The documentary is correct, up until the point where it talks about the banks themselves issuing credit that isn't backed by deposits. At least, this is if the banks aren't issuing their own currency units which they eventually hold on fractional reserves themselves, but that would essentially be saying that the bank is the Fed or ECB, and these days that's not how people generally think of banks.
Here's how fractional reserve banking really expands the money supply in today's economies.
The central bank (ECB, the Fed, etc.) creates the base money supply. In the case of gold backed specie, this is where the amount of available gold applied towards exchange rather than jewelry or other uses comes in.
This base money supply is "borrowed" from the Fed by anyone from commercial banks to the US Treasury. This is why the "debt as money" phrase came about, since all money is traced back to debt to the Fed. Once these institutions have the money on their books, it is essentially works like any other deposit or form of income since it is a radically rare case that the Fed asks for that money back, except in cases of acting as the lender of last resort (though that serves a different function entirely.)
From this point, the new money is lent out from commercial banks, or it is spent by the US Treasury. The money is now in circulation, and can be spent for any purpose by whoever else holds the funds.
These funds in circulation can either remain physically held, or they can be deposited into another (or the same) bank.
The banks in today's system lends a portion of these deposits out while still holding the original deposits on account. This is now a fractional reserve system, and it has resulted in the expansion of some measures of the money supply. The depositors still have complete access to their money in the bank, while the borrowers have access to all of the funds that they borrowed. This works because depositors in a trusted banking system do not withdraw their funds at a high enough rate to deplete the bank's reserves -- however, under certain crisis circumstances, depositors will withdraw their funds en mass in what's called a bank run, in which case the bank's deposits will eventually be depleted and the bank will become insolvent.
This is the extent of the fractional reserve system. You could go on to include how the borrowed money, once spent, may eventually be deposited into the bank again, but it's really just a recursive function of however many times the exact same process has occurred.
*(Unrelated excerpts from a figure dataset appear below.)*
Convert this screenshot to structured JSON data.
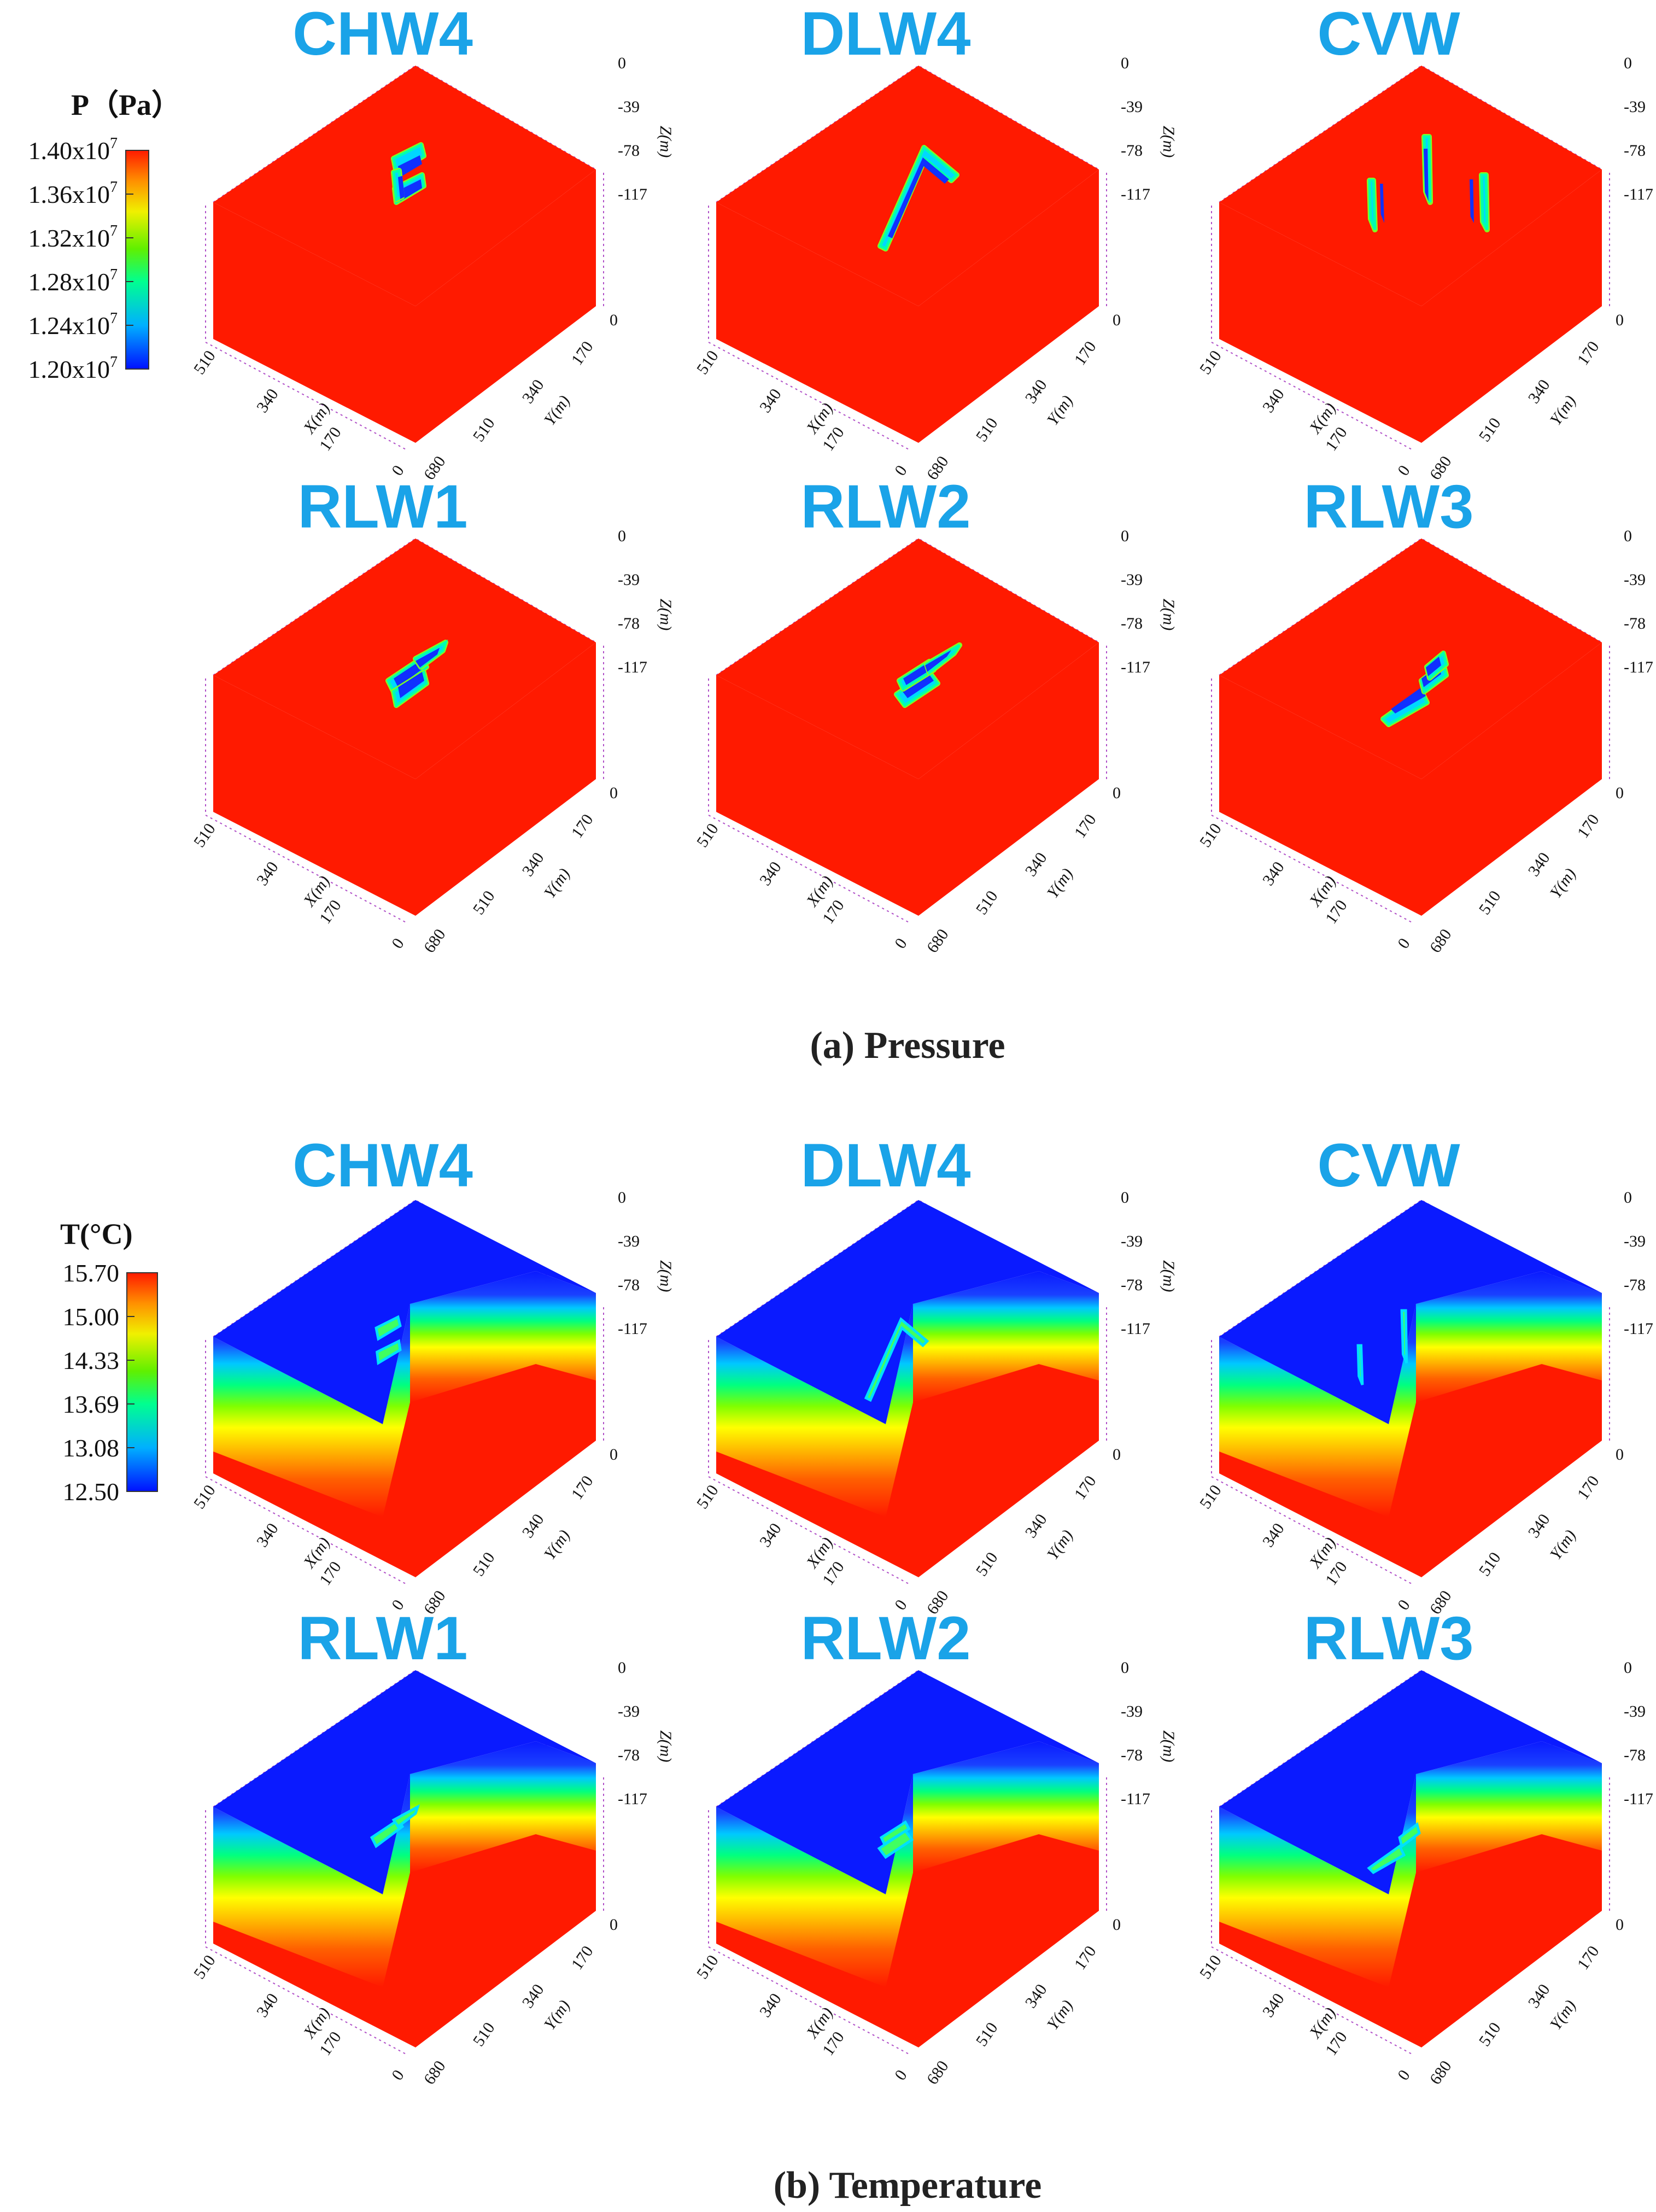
{
  "chart_data": [
    {
      "type": "heatmap",
      "section": "pressure",
      "caption": "(a) Pressure",
      "panels": [
        "CHW4",
        "DLW4",
        "CVW",
        "RLW1",
        "RLW2",
        "RLW3"
      ],
      "colorbar": {
        "title": "P（Pa）",
        "ticks": [
          "1.40x10",
          "1.36x10",
          "1.32x10",
          "1.28x10",
          "1.24x10",
          "1.20x10"
        ],
        "exponent": "7",
        "range": [
          12000000,
          14000000
        ]
      },
      "axes": {
        "x_label": "X(m)",
        "x_ticks": [
          "0",
          "170",
          "340",
          "510"
        ],
        "y_label": "Y(m)",
        "y_ticks": [
          "680",
          "510",
          "340",
          "170",
          "0"
        ],
        "z_label": "Z(m)",
        "z_ticks": [
          "0",
          "-39",
          "-78",
          "-117"
        ]
      }
    },
    {
      "type": "heatmap",
      "section": "temperature",
      "caption": "(b) Temperature",
      "panels": [
        "CHW4",
        "DLW4",
        "CVW",
        "RLW1",
        "RLW2",
        "RLW3"
      ],
      "colorbar": {
        "title": "T(°C)",
        "ticks": [
          "15.70",
          "15.00",
          "14.33",
          "13.69",
          "13.08",
          "12.50"
        ],
        "range": [
          12.5,
          15.7
        ]
      },
      "axes": {
        "x_label": "X(m)",
        "x_ticks": [
          "0",
          "170",
          "340",
          "510"
        ],
        "y_label": "Y(m)",
        "y_ticks": [
          "680",
          "510",
          "340",
          "170",
          "0"
        ],
        "z_label": "Z(m)",
        "z_ticks": [
          "0",
          "-39",
          "-78",
          "-117"
        ]
      }
    }
  ],
  "colors": {
    "title": "#1aa3e8",
    "red": "#ff1a00",
    "blue": "#0a1aff",
    "frame": "#b050c8"
  }
}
There is no expansion of the base money supply, even as the credit markets are expanded 10's, even 100's of times, depending on the reserve rates and the market propensity to deposit into the bank.
This is not fraud. This is not theft. This is not money creation.
This is the bank loaning money from its depositors, and lending it out to its borrowers. If you're in debt then you're running on fractional reserves as well. The bank functions in exactly the same manner, and the way the money supply is altered is also exactly the same.
I hope this helps to clarify the issue.